Schnell festigte sich die Verbindung mit Russland, wuchs der Einfluss auf die dortige Arbeit. Die Prager Parteikonferenz vom Januar 1912 schloss die Liquidatoren aus der Partei aus; die illegale Parteiorganisation bildete sich heraus. Plechanow ging nicht mit den Bolschewiki.

1912 übersiedelten wir nach Krakau. Der Kampf um die Partei, um ihre Festigung war jetzt nicht mehr eine Angelegenheit der Auslandsgruppen. Die Krakauer Zeit war diejenige Periode, in der die Praxis in Russland die völlige Rechtfertigung der Leninschen Taktik brachte. Lenin widmete sich völlig den Fragen der praktischen Arbeit. Aber während in Russland die Arbeiterbewegung vorwärtsschritt, blitzte am internationalen Horizont schon hier und da ein Wetterleuchten auf, und das Herannahen des Krieges machte sich immer deutlicher bemerkbar. Und Lenin dachte schon an jene neuen Beziehungen zwischen den Nationen, die entstehen mussten, wenn sich der herannahende Weltkrieg in einen Bürgerkrieg verwandeln würde. Als wir in Krakau lebten, kam Lenin häufiger mit den polnischen Sozialdemokraten, mit ihren Ansichten über die Nationalitätenfrage in Berührung. Er kämpfte hartnäckig gegen ihre Fehler, spitzte die Formulierungen zu und präzisierte sie. Während der Krakauer Periode wurden von den Bolschewiki eine Reihe von Resolutionen über die Nationalitätenfrage angenommen, die von außerordentlicher Bedeutung waren.

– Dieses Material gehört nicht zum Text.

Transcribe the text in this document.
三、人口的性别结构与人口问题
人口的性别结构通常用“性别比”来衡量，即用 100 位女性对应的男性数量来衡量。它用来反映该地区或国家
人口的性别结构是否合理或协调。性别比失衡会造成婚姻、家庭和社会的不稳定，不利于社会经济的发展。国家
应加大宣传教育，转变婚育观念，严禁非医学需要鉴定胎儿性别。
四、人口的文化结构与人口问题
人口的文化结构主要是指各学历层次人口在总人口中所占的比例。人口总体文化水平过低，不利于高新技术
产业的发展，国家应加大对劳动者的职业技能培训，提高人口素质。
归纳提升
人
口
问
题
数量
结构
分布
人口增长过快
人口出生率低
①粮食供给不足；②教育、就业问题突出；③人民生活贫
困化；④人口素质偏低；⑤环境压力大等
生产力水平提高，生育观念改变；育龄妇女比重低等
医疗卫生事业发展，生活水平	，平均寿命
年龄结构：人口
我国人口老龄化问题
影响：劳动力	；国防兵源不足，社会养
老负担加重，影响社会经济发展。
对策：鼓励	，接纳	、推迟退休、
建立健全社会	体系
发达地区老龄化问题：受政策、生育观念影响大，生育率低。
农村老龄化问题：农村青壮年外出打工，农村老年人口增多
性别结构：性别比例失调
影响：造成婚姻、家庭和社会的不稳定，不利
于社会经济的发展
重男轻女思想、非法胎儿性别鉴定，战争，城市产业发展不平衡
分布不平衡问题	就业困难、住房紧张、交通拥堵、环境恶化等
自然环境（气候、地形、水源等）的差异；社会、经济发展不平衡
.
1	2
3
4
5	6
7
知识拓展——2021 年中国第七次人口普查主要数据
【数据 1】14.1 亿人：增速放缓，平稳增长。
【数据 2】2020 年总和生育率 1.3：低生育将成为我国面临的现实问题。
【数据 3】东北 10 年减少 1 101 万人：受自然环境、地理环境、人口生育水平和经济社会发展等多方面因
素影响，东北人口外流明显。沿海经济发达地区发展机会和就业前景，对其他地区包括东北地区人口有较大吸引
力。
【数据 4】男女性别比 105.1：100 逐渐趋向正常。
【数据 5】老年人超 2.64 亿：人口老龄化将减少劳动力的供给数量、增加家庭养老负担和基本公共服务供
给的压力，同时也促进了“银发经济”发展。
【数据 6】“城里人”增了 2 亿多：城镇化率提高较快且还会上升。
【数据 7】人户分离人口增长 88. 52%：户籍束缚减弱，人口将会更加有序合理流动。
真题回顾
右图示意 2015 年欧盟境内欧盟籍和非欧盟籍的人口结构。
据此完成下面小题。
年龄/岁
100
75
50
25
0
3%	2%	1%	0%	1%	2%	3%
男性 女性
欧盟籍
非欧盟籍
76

Die dritte Periode der zweiten Emigration (1914-1917) umfasst die Kriegsjahre, in denen sich der Charakter unseres Emigrantenlebens wieder von Grund aus änderte. In dieser Periode gewannen die Fragen internationalen Charakters entscheidende Bedeutung, und in dieser Zeit konnten auch unsere russischen Angelegenheiten nur vom Standpunkt der internationalen Bewegung aus behandelt werden.

Eine andere, bedeutend breitere Basis, die internationale Basis, musste der Behandlung dieser Fragen nunmehr unbedingt zugrunde gelegt werden. Alles, was wir von einem neutralen Lande aus für die Propaganda des Kampfes gegen den imperialistischen Krieg, für die Propaganda der Verwandlung dieses Kriegs in einen Bürgerkrieg, für die Grundsteinlegung der neuen Internationale tun konnten, wurde getan. Diese Arbeit erforderte in den ersten Kriegsjahren (Ende 1914 und 1915) die ganze Kraft Lenins.

Gleichzeitig aber erwachte in ihm unter dem Einfluss der sich um uns vollziehenden Ereignisse eine Reihe neuer Ideen: Es zog ihn zu einer eingehenden Arbeit über Fragen des Imperialismus, über den Charakter des Krieges, über die neuen Formen der Staatsgewalt, die am Tage nach dem Sieg des Proletariats aufgerichtet werden würde, über die dialektische Methode in ihrer Anwendung auf die Politik und Taktik der Arbeiterklasse. Wir übersiedelten von Bern nach Zürich, wo man besser arbeiten konnte. Lenin widmete sich mit Eifer seinen schriftstellerischen Arbeiten, verbrachte ganze Tage in den Bibliotheken – bis schließlich die Nachricht von der Februarrevolution eintraf und die Vorbereitungen für die Rückkehr nach Russland begannen.